Filipina tidak pernah berjanji kepada China untuk memindahkan sebuah kapal perang tua yang telah dialihfungsikan sebagai pos militer di Laut China Selatan, kata seorang pejabat keamanan senior pada hari Rabu (9/8). Ia mencemooh klaim Beijing itu sebagai pernyataan mengada-ada.
Filipina mempertahankan sebagian pasukannya di atas kapal itu -- BRP Sierra Madre -- di Second Thomas Shoal, yang dikenal oleh Manila sebagai beting Ayungin, yang terletak di dalam zona ekonomi eksklusifnya.
China pada hari Senin menuduh Filipina mengingkari janji yang dibuat "secara eksplisit" untuk memindahkan kapal tersebut, yang sengaja dijangkarkan Manila pada tahun 1999 untuk meningkatkan klaim teritorialnya di salah satu wilayah perairan yang paling diperebutkan di dunia.
"Pemerintah Filipina tidak akan pernah membuat kesepakatan di mana kami akan mengabaikan hak kedaulatan dan yurisdiksi kami atas beting Ayungin," kata Jonathan Malaya, asisten direktur jenderal Dewan Keamanan Nasional, dalam konferensi pers.
"Intinya, itu adalah imajinasi mereka," kata Malaya, menantang China untuk menunjukkan bukti dari janji tersebut.
Kedutaan Besar China di Manila menolak mengeluarkan komentar.
China dan Filipina sesekali, selama bertahun-tahun, terlibat dalam konfrontasi mengenai beting itu.
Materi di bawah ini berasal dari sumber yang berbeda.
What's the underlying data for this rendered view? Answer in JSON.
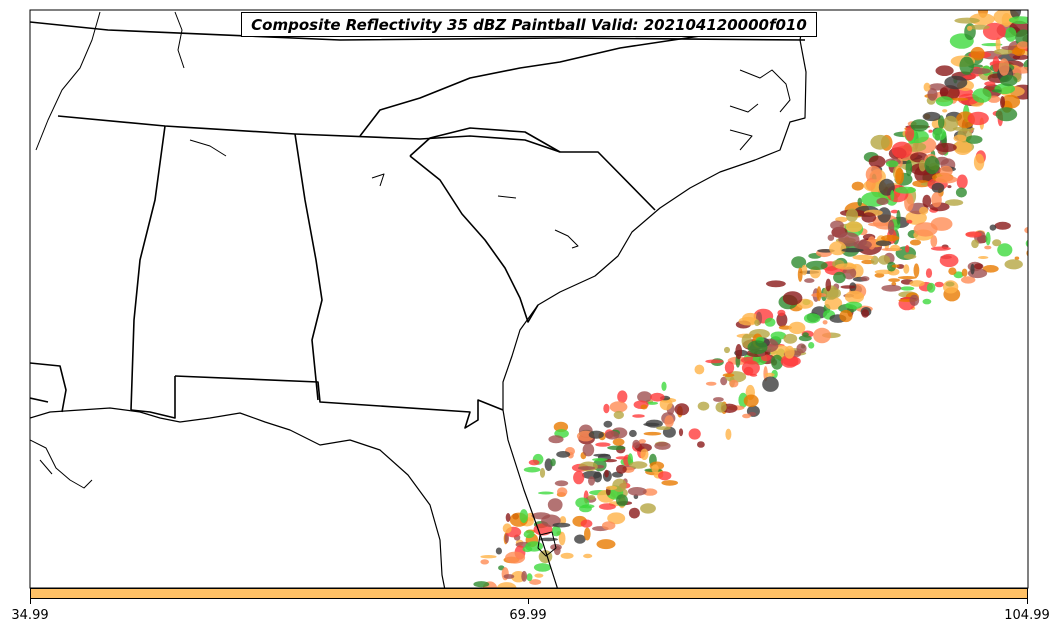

Konfrontasi terbaru berlangsung pada pada hari Sabtu lalu setelah Filipina menuduh Garda Pantai China menggunakan meriam air untuk menghalangi misi pengiriman pasokan ke Sierra Madre.
Filipina "berkomitmen untuk mempertahankan kapal yang sudah berkarat di beting itu," kata Malaya, sambil menambahkan bahwa kapal itu adalah "simbol kedaulatan kami di beting yang terletak di ZEE kami".
ZEE memberi negara hak berdaulat atas perikanan dan sumber daya alam dalam jarak 200 mil dari pantainya, tetapi tidak menunjukkan kedaulatan atas wilayah itu.
Mahkamah Arbitrase Internasional menggelar persidangan sengketa Laut China Selatan antara Filipina dan China pada tahun 2016. Filipina menang dalam kasus ini. Pengadilan PBB yang berbasis di Den Haag itu mengatakan, klaim kedaulatan Beijing atas sebagian besar Laut China Selatan tidak memiliki dasar hukum, termasuk di Second Thomas Shoal.
China telah membangun pulau-pulau buatan yang dimiliterisasi di Laut China Selatan dan klaim kedaulatan bersejarahnya tumpang tindih dengan ZEE Filipina, Vietnam, Malaysia, Brunei, dan Indonesia.
Jay Batongbacal, pakar maritim di Universitas Filipina, mengatakan penguasaan Second Thomas Shoal tidak hanya strategis bagi China tetapi juga bisa menjadi "tempat lain yang ideal untuk membangun pangkalan militer." [ab/uh]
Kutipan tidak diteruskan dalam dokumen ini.